Comment poursuivre votre traitement GLP-1
Isaacs a déclaré que la clé pour continuer à prendre le traitement GLP-1 est de gérer les effets secondaires.
« Il est fréquent de ressentir des effets secondaires gastro-intestinaux lors de l’initiation de ces médicaments », a-t-il déclaré. « Les effets secondaires disparaissent généralement après quatre semaines ou moins, mais peuvent revenir pendant environ quatre semaines à chaque augmentation de la dose. »
Comme les médicaments agissent en ralentissant la vidange de l'estomac, ils peuvent vous donner une sensation de satiété mais aussi de ballonnement. Les aliments riches en graisses et le fait de manger trop peuvent aggraver cette sensation, c'est pourquoi Isaacs suggère de cesser de manger dès que vous vous sentez rassasié.
« Même une ou deux bouchées supplémentaires peuvent entraîner des effets secondaires graves, comme des nausées, voire des vomissements », a déclaré Isaacs. « Mais le fait de manger de petites quantités peut grandement aider à réduire les effets secondaires. »
« D’après mon expérience, la plupart des patients sont capables de tolérer le médicament et continueront à le prendre à long terme s’ils suivent ces étapes », a-t-il poursuivi.

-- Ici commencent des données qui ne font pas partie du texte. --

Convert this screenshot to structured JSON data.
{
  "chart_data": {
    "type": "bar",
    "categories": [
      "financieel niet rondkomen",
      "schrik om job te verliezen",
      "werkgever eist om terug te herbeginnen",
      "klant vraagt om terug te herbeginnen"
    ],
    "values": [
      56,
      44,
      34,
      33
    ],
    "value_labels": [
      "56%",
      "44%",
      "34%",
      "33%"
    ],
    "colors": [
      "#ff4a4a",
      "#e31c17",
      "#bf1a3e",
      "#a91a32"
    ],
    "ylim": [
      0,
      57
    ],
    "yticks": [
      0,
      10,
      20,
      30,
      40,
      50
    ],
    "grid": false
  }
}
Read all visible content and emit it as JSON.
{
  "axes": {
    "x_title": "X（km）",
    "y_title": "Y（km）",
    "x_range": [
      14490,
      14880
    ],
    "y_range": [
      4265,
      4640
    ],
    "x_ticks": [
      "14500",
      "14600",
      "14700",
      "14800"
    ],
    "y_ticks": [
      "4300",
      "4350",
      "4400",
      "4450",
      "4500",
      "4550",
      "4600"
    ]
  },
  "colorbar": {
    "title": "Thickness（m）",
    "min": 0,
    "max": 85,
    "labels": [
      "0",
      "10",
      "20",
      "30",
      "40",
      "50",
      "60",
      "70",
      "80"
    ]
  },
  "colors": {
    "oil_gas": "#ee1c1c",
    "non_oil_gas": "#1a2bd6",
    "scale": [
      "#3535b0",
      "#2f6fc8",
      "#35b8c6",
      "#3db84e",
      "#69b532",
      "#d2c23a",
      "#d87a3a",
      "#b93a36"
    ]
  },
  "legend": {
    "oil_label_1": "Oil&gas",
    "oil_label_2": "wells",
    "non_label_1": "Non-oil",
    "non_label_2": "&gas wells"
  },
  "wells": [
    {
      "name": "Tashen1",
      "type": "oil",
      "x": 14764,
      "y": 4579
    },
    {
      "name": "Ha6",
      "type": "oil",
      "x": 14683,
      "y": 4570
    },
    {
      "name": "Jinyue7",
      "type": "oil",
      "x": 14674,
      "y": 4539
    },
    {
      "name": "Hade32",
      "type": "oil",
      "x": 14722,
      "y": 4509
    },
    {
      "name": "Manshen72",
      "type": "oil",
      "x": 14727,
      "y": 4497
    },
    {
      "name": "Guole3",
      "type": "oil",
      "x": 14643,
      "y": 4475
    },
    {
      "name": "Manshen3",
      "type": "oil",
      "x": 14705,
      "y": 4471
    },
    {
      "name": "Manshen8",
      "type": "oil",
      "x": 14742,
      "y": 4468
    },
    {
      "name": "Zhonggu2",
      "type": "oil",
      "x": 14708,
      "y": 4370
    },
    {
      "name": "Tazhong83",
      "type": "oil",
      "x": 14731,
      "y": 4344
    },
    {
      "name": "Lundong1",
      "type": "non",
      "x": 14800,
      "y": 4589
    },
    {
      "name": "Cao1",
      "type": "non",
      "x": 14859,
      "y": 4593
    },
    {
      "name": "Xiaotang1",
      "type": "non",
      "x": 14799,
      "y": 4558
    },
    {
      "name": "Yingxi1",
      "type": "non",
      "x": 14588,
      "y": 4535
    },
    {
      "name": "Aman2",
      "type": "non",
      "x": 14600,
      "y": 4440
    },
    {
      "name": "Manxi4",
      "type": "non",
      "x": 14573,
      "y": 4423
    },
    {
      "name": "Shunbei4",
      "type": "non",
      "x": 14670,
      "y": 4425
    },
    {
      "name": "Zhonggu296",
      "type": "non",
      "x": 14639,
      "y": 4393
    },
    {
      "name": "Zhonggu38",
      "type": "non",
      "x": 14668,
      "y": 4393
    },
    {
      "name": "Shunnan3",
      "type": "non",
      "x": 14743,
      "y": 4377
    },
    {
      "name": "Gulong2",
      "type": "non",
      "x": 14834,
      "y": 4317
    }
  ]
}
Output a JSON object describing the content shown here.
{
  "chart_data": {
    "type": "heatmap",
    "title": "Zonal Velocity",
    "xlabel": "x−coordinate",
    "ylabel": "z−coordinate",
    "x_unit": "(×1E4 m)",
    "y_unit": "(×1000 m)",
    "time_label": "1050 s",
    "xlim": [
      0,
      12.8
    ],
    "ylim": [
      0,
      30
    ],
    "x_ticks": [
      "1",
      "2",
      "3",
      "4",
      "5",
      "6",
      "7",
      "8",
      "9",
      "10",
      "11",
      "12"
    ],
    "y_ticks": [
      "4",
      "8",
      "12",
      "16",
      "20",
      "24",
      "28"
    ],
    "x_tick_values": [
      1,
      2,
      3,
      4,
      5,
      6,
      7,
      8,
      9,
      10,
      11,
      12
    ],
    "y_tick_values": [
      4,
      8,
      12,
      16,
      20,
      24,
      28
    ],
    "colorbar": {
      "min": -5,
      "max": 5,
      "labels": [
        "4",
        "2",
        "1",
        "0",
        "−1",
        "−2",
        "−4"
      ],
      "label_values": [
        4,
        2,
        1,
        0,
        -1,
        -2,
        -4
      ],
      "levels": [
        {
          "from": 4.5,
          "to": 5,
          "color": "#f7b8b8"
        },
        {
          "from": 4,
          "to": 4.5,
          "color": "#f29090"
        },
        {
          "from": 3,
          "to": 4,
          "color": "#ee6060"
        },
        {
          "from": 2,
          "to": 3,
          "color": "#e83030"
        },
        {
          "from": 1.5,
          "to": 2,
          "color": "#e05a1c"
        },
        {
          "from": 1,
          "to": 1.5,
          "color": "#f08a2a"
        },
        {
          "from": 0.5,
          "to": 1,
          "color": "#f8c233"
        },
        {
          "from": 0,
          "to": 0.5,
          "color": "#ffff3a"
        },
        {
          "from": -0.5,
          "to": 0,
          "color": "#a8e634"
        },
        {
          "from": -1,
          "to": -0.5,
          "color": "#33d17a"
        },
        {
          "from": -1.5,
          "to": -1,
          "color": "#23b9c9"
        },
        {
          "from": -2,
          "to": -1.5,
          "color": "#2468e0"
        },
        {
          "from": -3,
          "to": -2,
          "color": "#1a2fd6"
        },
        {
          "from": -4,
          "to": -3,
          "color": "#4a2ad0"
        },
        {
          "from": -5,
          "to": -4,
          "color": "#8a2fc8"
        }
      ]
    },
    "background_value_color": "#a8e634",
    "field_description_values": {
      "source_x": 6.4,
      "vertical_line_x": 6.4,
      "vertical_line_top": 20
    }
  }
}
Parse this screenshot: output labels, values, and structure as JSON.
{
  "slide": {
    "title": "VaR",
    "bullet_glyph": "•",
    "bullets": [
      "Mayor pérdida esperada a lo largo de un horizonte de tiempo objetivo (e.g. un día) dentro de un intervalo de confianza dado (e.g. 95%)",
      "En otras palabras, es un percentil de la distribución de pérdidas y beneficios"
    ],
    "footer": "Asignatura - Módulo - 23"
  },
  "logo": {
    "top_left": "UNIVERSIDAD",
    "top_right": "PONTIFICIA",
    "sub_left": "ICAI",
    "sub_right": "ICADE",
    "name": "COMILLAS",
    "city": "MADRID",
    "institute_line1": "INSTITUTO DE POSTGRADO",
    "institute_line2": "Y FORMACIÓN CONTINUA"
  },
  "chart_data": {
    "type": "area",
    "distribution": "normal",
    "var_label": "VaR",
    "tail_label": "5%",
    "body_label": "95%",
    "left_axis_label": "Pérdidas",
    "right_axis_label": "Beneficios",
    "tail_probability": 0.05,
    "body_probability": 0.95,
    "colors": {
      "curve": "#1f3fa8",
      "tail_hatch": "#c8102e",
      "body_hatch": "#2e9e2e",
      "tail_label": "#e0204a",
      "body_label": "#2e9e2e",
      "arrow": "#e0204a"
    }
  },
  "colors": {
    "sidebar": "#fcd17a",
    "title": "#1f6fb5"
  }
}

De plus, Kumar a souligné l’importance de travailler avec un médecin qualifié qui peut évaluer correctement votre état de santé général et vous proposer des stratégies pour vous aider à continuer à prendre vos médicaments à long terme.
Si vous arrêtez de prendre le médicament, les experts conseillent de mettre en place un programme alimentaire et un soutien cognitif pour surmonter les envies potentielles et la faim accrue que vous pourriez ressentir.
« L’obésité est une maladie chronique, et cela n’a aucun sens de traiter une maladie chronique à vie avec un traitement temporaire », a déclaré Isaacs.